In recent years, individual EU member states have imposed similar restrictions and checks on foreign firms buying their strategic assets, moves likewise aimed at stymieing China from snapping up their distressed domestic companies.
Further ambiguity in EU-China relations is seen in European attempts to play a more assertive role in Indo-Pacific affairs, which will naturally force them to take a stand on China’s controversial actions in the region.
In August, Germany will for the first time deploy naval vessels to the South China Sea, where it will engage in freedom of navigation exercises. Several countries in the region oppose China’s claims of sovereignty over features in the maritime area.
A transitional phase
Yet Germany’s outgoing chancellor, Angela Merkel, has for years been the loudest proponent of a soft and close engagement with China. She has met with Chinese President Xi Jinping twice in recent months.

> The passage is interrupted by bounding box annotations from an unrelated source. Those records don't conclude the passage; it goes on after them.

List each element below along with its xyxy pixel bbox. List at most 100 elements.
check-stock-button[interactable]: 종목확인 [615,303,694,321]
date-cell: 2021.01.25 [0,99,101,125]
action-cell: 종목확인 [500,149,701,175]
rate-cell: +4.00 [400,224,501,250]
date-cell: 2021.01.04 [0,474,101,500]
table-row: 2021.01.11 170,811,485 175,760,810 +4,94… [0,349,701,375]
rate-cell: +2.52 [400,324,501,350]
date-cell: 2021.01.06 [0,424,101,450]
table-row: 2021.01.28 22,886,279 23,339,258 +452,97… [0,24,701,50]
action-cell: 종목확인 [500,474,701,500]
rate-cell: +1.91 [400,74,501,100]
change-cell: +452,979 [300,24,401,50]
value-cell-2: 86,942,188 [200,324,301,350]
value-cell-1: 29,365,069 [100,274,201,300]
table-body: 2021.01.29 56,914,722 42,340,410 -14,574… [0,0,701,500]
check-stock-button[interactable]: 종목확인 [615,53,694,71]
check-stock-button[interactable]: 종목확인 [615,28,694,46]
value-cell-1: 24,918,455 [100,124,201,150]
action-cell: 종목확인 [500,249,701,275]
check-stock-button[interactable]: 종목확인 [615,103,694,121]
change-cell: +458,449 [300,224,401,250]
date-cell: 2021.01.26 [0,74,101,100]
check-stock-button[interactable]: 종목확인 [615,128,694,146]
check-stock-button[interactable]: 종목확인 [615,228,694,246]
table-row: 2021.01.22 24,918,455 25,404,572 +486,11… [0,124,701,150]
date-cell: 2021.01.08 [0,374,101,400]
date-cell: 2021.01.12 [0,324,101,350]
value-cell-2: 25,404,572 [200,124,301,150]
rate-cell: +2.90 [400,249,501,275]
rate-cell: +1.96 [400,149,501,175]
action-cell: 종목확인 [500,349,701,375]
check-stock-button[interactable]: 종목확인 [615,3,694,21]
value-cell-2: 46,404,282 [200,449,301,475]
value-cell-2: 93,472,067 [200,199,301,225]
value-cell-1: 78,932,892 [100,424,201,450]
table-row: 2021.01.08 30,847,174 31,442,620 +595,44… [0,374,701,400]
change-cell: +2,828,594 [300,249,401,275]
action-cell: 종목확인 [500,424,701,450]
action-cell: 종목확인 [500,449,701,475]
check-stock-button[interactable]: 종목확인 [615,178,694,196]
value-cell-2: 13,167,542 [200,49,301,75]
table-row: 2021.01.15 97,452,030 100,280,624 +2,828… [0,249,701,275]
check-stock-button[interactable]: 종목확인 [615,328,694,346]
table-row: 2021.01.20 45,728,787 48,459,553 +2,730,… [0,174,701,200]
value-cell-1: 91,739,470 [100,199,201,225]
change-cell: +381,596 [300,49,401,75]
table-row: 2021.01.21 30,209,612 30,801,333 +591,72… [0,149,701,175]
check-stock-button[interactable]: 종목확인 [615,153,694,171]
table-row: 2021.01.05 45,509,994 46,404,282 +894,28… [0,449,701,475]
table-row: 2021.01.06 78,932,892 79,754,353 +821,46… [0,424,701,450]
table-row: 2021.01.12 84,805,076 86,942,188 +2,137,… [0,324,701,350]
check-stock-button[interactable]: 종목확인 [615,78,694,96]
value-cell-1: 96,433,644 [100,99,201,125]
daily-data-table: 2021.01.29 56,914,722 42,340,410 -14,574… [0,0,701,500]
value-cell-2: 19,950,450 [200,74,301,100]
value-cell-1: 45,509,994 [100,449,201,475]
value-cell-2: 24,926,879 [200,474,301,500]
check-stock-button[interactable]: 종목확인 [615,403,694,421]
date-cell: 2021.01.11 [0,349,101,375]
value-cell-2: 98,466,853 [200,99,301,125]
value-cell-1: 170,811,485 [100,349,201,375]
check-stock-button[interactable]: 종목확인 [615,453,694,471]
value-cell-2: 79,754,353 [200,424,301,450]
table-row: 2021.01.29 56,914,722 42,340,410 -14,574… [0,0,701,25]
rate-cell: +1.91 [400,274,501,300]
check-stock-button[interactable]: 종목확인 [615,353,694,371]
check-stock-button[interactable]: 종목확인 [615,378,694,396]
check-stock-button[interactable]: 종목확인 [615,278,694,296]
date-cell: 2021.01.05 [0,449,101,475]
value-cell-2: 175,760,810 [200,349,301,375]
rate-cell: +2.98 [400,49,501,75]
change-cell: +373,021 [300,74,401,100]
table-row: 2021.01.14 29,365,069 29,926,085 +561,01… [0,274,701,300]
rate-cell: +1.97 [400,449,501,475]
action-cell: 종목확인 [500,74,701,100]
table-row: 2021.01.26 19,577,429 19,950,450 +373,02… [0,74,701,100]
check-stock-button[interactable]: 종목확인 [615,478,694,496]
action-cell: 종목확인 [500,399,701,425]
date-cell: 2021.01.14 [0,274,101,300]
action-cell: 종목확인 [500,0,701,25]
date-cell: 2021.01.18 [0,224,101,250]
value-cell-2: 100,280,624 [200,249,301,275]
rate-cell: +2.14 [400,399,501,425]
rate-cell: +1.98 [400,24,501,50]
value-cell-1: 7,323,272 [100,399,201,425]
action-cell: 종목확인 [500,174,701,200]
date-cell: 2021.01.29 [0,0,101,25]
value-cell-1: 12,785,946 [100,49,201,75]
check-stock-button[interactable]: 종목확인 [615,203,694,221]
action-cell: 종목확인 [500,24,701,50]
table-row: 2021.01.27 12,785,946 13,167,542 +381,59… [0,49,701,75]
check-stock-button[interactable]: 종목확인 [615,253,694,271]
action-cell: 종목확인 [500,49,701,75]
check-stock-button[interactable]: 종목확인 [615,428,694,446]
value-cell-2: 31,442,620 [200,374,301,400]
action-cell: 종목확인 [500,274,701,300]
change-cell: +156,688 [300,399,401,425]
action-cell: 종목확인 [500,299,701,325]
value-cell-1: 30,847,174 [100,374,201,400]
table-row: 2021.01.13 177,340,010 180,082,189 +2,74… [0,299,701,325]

At the heart of the matter is that the EU appears to be in a transitional phase.
The older view, still clung onto by Merkel and certain other senior European politicians, holds that the EU can influence Beijing’s behavior but engagement should be quiet and done behind closed doors. Moreover, trade and investment should be used to build leverage in Beijing for the future, rather than to change China now.
A newer interpretation of EU foreign policy, however, argues that Brussels needs to be far more vocal if it is to influence Beijing’s global actions and create a more equitable relationship between the EU and China. For supporters of this position, targeted sanctions, strong public statements and less ambiguity over global issues are the way forward.

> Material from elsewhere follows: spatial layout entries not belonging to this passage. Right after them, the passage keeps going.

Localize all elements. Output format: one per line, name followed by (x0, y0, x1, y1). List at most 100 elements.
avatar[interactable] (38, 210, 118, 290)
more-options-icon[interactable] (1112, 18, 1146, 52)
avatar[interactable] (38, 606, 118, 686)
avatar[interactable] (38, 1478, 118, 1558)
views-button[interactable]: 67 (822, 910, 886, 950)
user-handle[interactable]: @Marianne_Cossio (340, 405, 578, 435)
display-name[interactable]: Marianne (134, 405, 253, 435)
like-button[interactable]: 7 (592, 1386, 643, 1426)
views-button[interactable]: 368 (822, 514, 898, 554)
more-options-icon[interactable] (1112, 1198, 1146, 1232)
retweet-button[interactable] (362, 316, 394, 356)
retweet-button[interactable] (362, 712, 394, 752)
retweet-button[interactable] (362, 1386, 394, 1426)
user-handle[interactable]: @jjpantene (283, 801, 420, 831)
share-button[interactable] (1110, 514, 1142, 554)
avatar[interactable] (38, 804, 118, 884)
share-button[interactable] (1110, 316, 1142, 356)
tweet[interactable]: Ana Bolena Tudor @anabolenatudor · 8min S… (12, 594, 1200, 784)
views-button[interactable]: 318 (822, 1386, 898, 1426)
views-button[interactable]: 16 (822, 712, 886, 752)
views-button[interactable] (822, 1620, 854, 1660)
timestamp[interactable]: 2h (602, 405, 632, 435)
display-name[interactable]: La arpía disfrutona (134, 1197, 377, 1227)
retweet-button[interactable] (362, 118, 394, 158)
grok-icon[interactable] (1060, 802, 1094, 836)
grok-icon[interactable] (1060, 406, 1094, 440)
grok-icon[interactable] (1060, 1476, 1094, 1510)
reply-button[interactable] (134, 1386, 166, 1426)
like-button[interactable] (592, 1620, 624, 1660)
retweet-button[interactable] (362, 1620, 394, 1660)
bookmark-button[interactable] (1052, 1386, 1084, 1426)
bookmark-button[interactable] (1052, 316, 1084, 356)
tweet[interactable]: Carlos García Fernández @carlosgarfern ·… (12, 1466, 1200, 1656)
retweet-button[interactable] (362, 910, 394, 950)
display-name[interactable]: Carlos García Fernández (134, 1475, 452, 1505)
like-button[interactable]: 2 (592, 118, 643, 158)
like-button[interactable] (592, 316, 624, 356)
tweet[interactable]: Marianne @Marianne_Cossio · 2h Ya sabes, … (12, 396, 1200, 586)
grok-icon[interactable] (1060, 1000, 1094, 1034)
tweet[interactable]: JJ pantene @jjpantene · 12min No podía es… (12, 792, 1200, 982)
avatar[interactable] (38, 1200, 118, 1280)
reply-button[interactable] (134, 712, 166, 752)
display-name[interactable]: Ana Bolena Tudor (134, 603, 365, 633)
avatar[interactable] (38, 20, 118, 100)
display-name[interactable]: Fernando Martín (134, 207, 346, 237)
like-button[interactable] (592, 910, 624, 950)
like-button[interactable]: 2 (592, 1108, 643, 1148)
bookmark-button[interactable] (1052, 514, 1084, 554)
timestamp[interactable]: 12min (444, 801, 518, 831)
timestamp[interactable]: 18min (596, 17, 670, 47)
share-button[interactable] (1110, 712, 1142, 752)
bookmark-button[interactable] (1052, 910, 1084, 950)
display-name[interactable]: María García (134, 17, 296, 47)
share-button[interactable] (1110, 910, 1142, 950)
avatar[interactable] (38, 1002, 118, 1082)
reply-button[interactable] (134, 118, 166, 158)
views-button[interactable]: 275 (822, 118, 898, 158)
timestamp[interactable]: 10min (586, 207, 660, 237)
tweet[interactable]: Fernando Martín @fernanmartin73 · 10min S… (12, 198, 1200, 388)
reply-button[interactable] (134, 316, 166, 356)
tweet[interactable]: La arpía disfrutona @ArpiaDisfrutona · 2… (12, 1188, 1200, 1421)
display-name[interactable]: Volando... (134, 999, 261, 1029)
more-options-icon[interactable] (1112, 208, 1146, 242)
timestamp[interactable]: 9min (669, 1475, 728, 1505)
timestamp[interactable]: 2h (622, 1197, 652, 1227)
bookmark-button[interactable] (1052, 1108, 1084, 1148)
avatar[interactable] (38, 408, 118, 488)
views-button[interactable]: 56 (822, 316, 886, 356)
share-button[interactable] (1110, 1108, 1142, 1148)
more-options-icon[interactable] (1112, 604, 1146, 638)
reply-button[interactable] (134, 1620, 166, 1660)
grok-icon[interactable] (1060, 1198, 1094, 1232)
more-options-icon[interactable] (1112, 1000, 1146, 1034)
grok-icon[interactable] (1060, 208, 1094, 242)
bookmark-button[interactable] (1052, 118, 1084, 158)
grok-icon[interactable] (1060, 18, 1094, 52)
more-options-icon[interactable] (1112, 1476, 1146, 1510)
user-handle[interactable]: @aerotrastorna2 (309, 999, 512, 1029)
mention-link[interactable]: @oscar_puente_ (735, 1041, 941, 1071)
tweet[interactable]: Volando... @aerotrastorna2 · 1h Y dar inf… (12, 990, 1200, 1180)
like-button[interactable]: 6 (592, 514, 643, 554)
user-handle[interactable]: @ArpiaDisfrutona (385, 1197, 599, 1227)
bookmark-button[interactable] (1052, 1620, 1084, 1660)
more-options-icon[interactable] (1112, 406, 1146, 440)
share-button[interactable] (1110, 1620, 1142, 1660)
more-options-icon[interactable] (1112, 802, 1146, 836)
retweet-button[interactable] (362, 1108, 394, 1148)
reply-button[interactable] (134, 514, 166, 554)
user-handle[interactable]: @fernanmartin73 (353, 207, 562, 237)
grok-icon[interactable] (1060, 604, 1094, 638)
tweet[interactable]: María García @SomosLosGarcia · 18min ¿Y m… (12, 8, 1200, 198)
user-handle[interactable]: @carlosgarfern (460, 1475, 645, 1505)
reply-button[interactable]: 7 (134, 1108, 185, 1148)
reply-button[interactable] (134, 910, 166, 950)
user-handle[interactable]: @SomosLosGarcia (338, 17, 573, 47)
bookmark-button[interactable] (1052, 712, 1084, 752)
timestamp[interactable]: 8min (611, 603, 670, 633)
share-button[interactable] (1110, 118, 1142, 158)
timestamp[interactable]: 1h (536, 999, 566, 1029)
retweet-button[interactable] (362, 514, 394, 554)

This transition depends on the will of the EU’s two main states, France and Germany.
Both Merkel and French President Emmanuel Macron have held joint talks with Xi in recent months, a Franco-German hegemony over China policy that has not gone down too well with the EU’s other 25 states.
However, this month Germany and France signed a communique at the G7 Summit held in London that for the first time endorsed Taiwan’s membership in international bodies such as the World Health Organization.

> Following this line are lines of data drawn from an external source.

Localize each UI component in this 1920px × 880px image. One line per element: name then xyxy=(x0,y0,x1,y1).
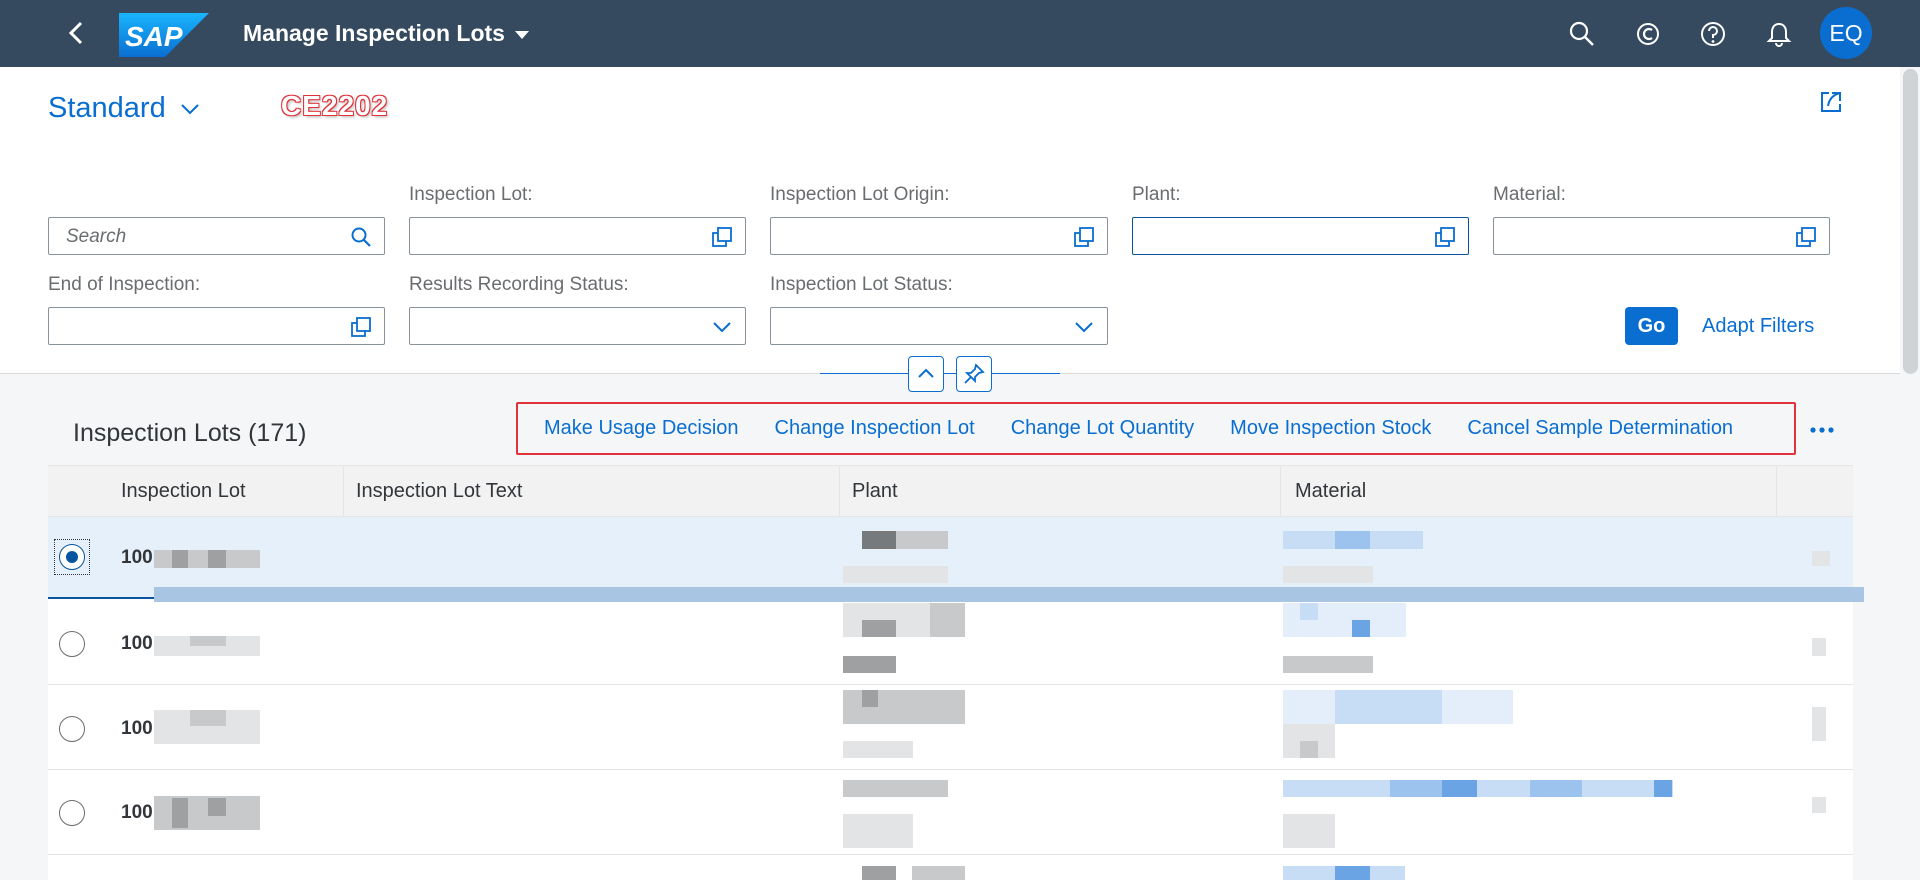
value-help-icon[interactable] xyxy=(1795,226,1817,248)
inspection-lot-status-label: Inspection Lot Status: xyxy=(770,274,953,295)
pin-header-button[interactable] xyxy=(956,356,992,392)
column-divider xyxy=(343,466,344,518)
back-icon[interactable] xyxy=(62,18,92,48)
row-radio-button[interactable] xyxy=(59,631,85,657)
inspection-lot-number[interactable]: 100 xyxy=(121,802,153,824)
system-stamp: CE2202 xyxy=(281,90,389,121)
results-recording-status-select[interactable] xyxy=(409,307,746,345)
page-scrollbar[interactable] xyxy=(1902,67,1920,880)
column-divider xyxy=(1776,466,1777,518)
column-material[interactable]: Material xyxy=(1295,480,1366,503)
plant-label: Plant: xyxy=(1132,184,1181,205)
search-input[interactable]: Search xyxy=(48,217,385,255)
end-of-inspection-field[interactable] xyxy=(48,307,385,345)
app-title: Manage Inspection Lots xyxy=(243,20,505,46)
selection-overlay xyxy=(154,587,1864,602)
inspection-lot-number[interactable]: 100 xyxy=(121,718,153,740)
row-radio-button[interactable] xyxy=(59,800,85,826)
inspection-lot-label: Inspection Lot: xyxy=(409,184,533,205)
row-radio-button[interactable] xyxy=(59,716,85,742)
app-title-menu[interactable]: Manage Inspection Lots xyxy=(243,20,529,47)
go-button[interactable]: Go xyxy=(1625,307,1678,345)
change-inspection-lot-button[interactable]: Change Inspection Lot xyxy=(775,417,975,440)
share-icon[interactable] xyxy=(1818,89,1844,115)
value-help-icon[interactable] xyxy=(1073,226,1095,248)
notifications-icon[interactable] xyxy=(1765,20,1793,48)
table-header: Inspection Lot Inspection Lot Text Plant… xyxy=(48,465,1853,518)
sap-logo[interactable]: SAP xyxy=(119,13,209,57)
value-help-icon[interactable] xyxy=(350,316,372,338)
move-inspection-stock-button[interactable]: Move Inspection Stock xyxy=(1230,417,1431,440)
material-label: Material: xyxy=(1493,184,1566,205)
material-field[interactable] xyxy=(1493,217,1830,255)
value-help-icon[interactable] xyxy=(711,226,733,248)
help-icon[interactable] xyxy=(1699,20,1727,48)
overflow-menu-icon[interactable] xyxy=(1807,420,1837,440)
chevron-down-icon[interactable] xyxy=(1073,316,1095,338)
column-divider xyxy=(1280,466,1281,518)
chevron-up-icon xyxy=(918,368,934,378)
scrollbar-thumb[interactable] xyxy=(1903,69,1918,374)
inspection-lot-field[interactable] xyxy=(409,217,746,255)
chevron-down-icon xyxy=(180,103,199,114)
column-inspection-lot-text[interactable]: Inspection Lot Text xyxy=(356,480,522,503)
column-inspection-lot[interactable]: Inspection Lot xyxy=(121,480,246,503)
variant-name: Standard xyxy=(48,92,166,124)
user-avatar[interactable]: EQ xyxy=(1820,7,1872,59)
copilot-icon[interactable] xyxy=(1634,20,1662,48)
value-help-icon[interactable] xyxy=(1434,226,1456,248)
adapt-filters-link[interactable]: Adapt Filters xyxy=(1702,315,1814,338)
cancel-sample-determination-button[interactable]: Cancel Sample Determination xyxy=(1467,417,1733,440)
change-lot-quantity-button[interactable]: Change Lot Quantity xyxy=(1011,417,1194,440)
collapse-header-button[interactable] xyxy=(908,356,944,392)
chevron-down-icon[interactable] xyxy=(711,316,733,338)
make-usage-decision-button[interactable]: Make Usage Decision xyxy=(544,417,739,440)
end-of-inspection-label: End of Inspection: xyxy=(48,274,201,295)
column-plant[interactable]: Plant xyxy=(852,480,898,503)
shell-bar: SAP Manage Inspection Lots EQ xyxy=(0,0,1920,67)
search-placeholder: Search xyxy=(66,226,127,247)
plant-field[interactable] xyxy=(1132,217,1469,255)
table-title: Inspection Lots (171) xyxy=(73,419,307,447)
inspection-lot-status-select[interactable] xyxy=(770,307,1108,345)
results-recording-status-label: Results Recording Status: xyxy=(409,274,629,295)
caret-down-icon xyxy=(514,31,529,39)
row-radio-button[interactable] xyxy=(59,544,85,570)
inspection-lot-origin-field[interactable] xyxy=(770,217,1108,255)
inspection-lot-number[interactable]: 100 xyxy=(121,547,153,569)
inspection-lot-number[interactable]: 100 xyxy=(121,633,153,655)
sap-logo-text: SAP xyxy=(125,21,183,52)
pin-icon xyxy=(964,363,985,384)
table-actions-highlight: Make Usage Decision Change Inspection Lo… xyxy=(516,402,1796,455)
search-icon[interactable] xyxy=(350,226,372,248)
column-divider xyxy=(839,466,840,518)
search-icon[interactable] xyxy=(1568,20,1596,48)
filter-header: Standard CE2202 Search Inspection Lot: I… xyxy=(0,67,1900,374)
inspection-lot-origin-label: Inspection Lot Origin: xyxy=(770,184,950,205)
variant-selector[interactable]: Standard xyxy=(48,92,200,125)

For Macron, his vision of European “strategic autonomy” – of being independent from both the US and China – has been greatly weakened in recent months, not least after the departure of Trump from the White House, with the former US president being the reason for Macron’s vision.
A united stance
There is now a greater desire among Europeans to form a more united stance with Washington under the Biden administration, including over issues relating to China.
Whoever replaces Merkel in September – after her 16 years in charge – knows that relations with Beijing are vital for Germany’s export-driven economy. Year-on-year German exports to China rose by 37.9% to 10.3 billion euros in March, while its exports to the US increased by only 8.8% to 11.1 billion euros.
However, there is growing skepticism about China among the German electorate, with calls for Berlin to put geopolitical concerns and human rights above its domestic economic imperatives.
Surveys suggest the Greens, who have petitioned for a more aggressive German policy towards China and closer links to the US, could become part of a coalition government after September.
For years, the EU position on China has been constructive ambiguity, where seemingly mutually exclusive policies could be pursued and realms like trade and human rights not allowed to overlap.
The EU could still have an investment pact with China while at the same time sanctioning Chinese officials over their perceived abuses.
Now, however, there appear to be signs of simplification. If Beijing sanctions European officials over one issue, it will now have a knock-on impact in a different area of relations.